Notre UTMB, jour 3 – La depart et beaucoup d’excitation

Nun ist es also soweit. Seit Januar wissen wir, dass dieser Tag kommen würde, seit 2 Jahren sind wir zumindest geistig darauf eingestellt, dass es irgendwann soweit ist und nun sind es nur noch gute 2 Stunden bis zum Start. Ich habe zum Glück keinen Brustgurt für die Pulsmessung dabei, aber die Aufregung steigt und steigt. Und noch zieht sich auch das Grinsen im Gesicht bei mir breiter – aber da habe ich keine Angst: Das wird innerhalb der nächsten 40 Stunden bestimmt das eine oder andere Mal vergehen. Oder zu einer schmerzverzerrten Grimasse werden. Und letztendlich ist es ja unter anderem auch das, was der Guide und ich gewählt haben: „Leiden für den Erfolg“.
Wie Ingo Schulze vor dem Beginn des Deutschland-Laufs, bei der ersten Zusammenkunft so schön treffend gesagt hat: „Ihr werdet alle Schmerzen haben, das ist schon mal sicher! Es ist nur die Frage, wie ihr damit umgehen werdet.“

Im Laufe des Tages hat sich das Wetter ein bisschen zugezogen, Wolken sind über die Berge gekrochen und es gab schon die eine oder andere Husche, aber noch nichts Besorgnis erregendes. Zudem sind Tina und Arabella zu einer Fahrradtour mit den Mountainbikes aufgebrochen und haben für uns schon mal die Scouts auf der Strecke gemacht. Das Fazit: „Es wird knallhart“. Sie mussten an einigen Stellen die Räder schieben – und das nicht nur bergauf!
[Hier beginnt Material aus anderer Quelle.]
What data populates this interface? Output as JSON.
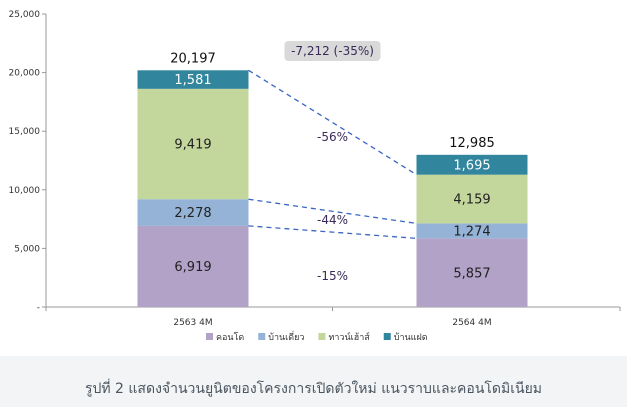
{
  "chart_data": {
    "type": "stacked-bar",
    "categories": [
      "2563 4M",
      "2564 4M"
    ],
    "series": [
      {
        "name": "คอนโด",
        "color": "#b3a2c7",
        "values": [
          6919,
          5857
        ],
        "labels": [
          "6,919",
          "5,857"
        ],
        "label_color": "#222222"
      },
      {
        "name": "บ้านเดี่ยว",
        "color": "#95b3d7",
        "values": [
          2278,
          1274
        ],
        "labels": [
          "2,278",
          "1,274"
        ],
        "label_color": "#222222"
      },
      {
        "name": "ทาวน์เฮ้าส์",
        "color": "#c3d69b",
        "values": [
          9419,
          4159
        ],
        "labels": [
          "9,419",
          "4,159"
        ],
        "label_color": "#222222"
      },
      {
        "name": "บ้านแฝด",
        "color": "#31859c",
        "values": [
          1581,
          1695
        ],
        "labels": [
          "1,581",
          "1,695"
        ],
        "label_color": "#ffffff"
      }
    ],
    "totals": [
      "20,197",
      "12,985"
    ],
    "ylim": [
      0,
      25000
    ],
    "yticks": [
      {
        "value": 0,
        "label": "-"
      },
      {
        "value": 5000,
        "label": "5,000"
      },
      {
        "value": 10000,
        "label": "10,000"
      },
      {
        "value": 15000,
        "label": "15,000"
      },
      {
        "value": 20000,
        "label": "20,000"
      },
      {
        "value": 25000,
        "label": "25,000"
      }
    ],
    "annotations": {
      "total_change": "-7,212 (-35%)",
      "condo_change": "-15%",
      "detached_change": "-44%",
      "townhouse_change": "-56%"
    },
    "legend_position": "bottom",
    "grid": false
  },
  "caption": "รูปที่ 2 แสดงจำนวนยูนิตของโครงการเปิดตัวใหม่ แนวราบและคอนโดมิเนียม"
}
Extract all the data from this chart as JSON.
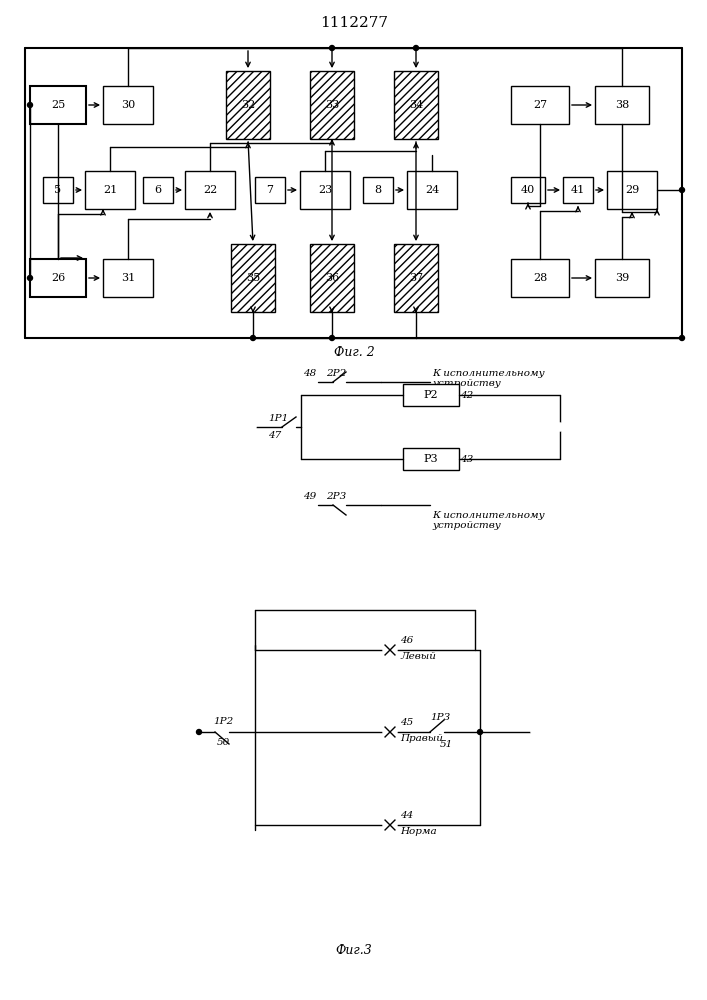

Was das Höhenprofil im offiziellen Magazin und auf der Webseite bisher uns nur andeutete, wurde durch die Schilderungen der beiden ziemlich real und ja, es kam irgendwie näher.

Aber umso besser ist es, dass es nun bald losgeht und die Schrecken für uns nicht mehr nur in unserer Vorstellung sind, sondern tatsächlich unter unseren Füßen. Und wie ein – mir unbekannter – Autor einmal sagte: „Diejenigen sind die Mutigsten, die die Gefahr kennen und sich ihr trotzdem stellen.“
Hoffen wir, dass es kein Übermut ist 😉

P.S.: Am Tag 4 wird es – aus verständlichen Gründen – keinen Blog-Eintrag geben. Ich vermute, dass wir genug damit zu tun haben, uns auf den Beinen zu halten und wenig Gedanken an das Internet verschwenden. Wer mag, kann unser Rennen bei Live-Trail verfolgen (http://utmb.livetrail.net/), Mirkos Startnummer ist „603“ und meine „2078“. Außerdem posten die Programme von Live-Trail fleißig auf meiner Facebook-Seite. So wird diese auch endlich mal benutzt 🙂
Hoffen wir, dass es lange was zum Verfolgen gibt und ich sage zunächst leise: Au revoir.